Sejak ditinggal almarhum ayahnya yang gagal ginjal, ibunda Adit harus bersusah payah membesarkan anak-anaknya. Ia mengendarai sepeda menjajakan sayuran dari rumah ke rumah, begitu selesai mengantar Adit ke sekolah. Rumahnya dijual untuk biaya rumah sakit almarhum ayah Adit. Namun, hanya dalam tempo enam bulan sejak ayahnya meninggal, Adit didiagnosis menderita leukimia. Akibatnya, ia butuh biaya besar. Ia juga tidak bisa sekolah dengan lancar. Selain biaya, fisiknya juga melemah. Akan tetapi, ibunya tak putus asa. Sebagai rasa cintanya kepada sang ibunda, tiba-tiba, Adit didatangkan di stasiun televisi itu. Diantar kakak-kakaknya, Adit menghadiahi ibunya rangkaian bunga.

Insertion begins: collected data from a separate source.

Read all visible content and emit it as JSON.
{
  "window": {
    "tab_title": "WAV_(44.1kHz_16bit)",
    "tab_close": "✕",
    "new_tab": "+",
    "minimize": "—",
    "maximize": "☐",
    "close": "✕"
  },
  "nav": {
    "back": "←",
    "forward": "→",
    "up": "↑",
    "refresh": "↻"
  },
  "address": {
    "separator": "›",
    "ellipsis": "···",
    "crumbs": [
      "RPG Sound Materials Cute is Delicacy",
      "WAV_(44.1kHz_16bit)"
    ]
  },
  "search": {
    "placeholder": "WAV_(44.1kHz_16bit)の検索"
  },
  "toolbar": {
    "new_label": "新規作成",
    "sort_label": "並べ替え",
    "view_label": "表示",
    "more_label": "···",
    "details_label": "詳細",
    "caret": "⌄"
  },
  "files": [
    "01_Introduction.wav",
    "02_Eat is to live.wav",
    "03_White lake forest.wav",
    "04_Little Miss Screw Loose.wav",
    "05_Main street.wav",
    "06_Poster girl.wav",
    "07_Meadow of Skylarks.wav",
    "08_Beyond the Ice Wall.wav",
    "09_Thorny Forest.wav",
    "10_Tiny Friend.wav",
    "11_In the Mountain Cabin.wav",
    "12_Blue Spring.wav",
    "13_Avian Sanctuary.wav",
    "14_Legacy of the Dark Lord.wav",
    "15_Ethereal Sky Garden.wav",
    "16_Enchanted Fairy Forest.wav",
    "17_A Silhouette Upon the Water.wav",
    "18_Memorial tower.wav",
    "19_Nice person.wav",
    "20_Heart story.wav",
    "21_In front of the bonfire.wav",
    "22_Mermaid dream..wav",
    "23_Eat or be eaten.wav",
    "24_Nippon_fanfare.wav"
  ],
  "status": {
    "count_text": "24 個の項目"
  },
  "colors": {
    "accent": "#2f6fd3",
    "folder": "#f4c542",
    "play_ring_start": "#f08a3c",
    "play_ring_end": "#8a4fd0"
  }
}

Sejak saat itu, pikiran saya tidak dapat melupakan Adit. Besoknya, saya segera menghubungi stasiun televisi itu dan meminta alamat Adit. Setelah susah payah mencari-cari, beberapa hari kemudian, sekretaris saya berputar-putar di daerah Tangerang mencari rumah Adit. Butuh upaya khusus untuk mencari rumahnya. Dari situ, saya jadi mengerti betapa berat penderitaan keluarga ini. Rumah kontrakannya kecil, kusam, dan mereka sering kesulitan darah untuk transfusi Adit.

Pernah Adit terpaksa menunggu berhari-hari untuk mendapatkan darah. Ia harus menunggu di koridor rumah sakit dan menyaksikan orang-orang yang sedang sekarat. Terkadang, darah tidak ada, padahal wajahnya sudah pucat pasi. Begitu dapat darah, Adit dapat menjadi segar kembali. Beberapa kali, saya menghubunginya melalui telepon dan terdengar ucapan syukur begitu selesai mendapat darah.

Adit tetap tidak mengetahui saya, selain mendengar nama saya. Sampai suatu ketika, ia memberi tahu ibunya dengan menunjuk sebuah tabloid yang memuat foto saya. Indra ketiganya begitu tajam dan ia memberi tahu ibunya bahwa itulah saya. Oleh karena itu, setiap kali melihat saya di media cetak, ia pun memberi tahu ibunya dan hal itu diceritakan ibunya lewat telepon kepada saya. Adit mengatakan keinginannya untuk bertemu dengan saya, tetapi saya masih sibuk mengedit buku. Saya berjanji habis Lebaran pasti akan datang.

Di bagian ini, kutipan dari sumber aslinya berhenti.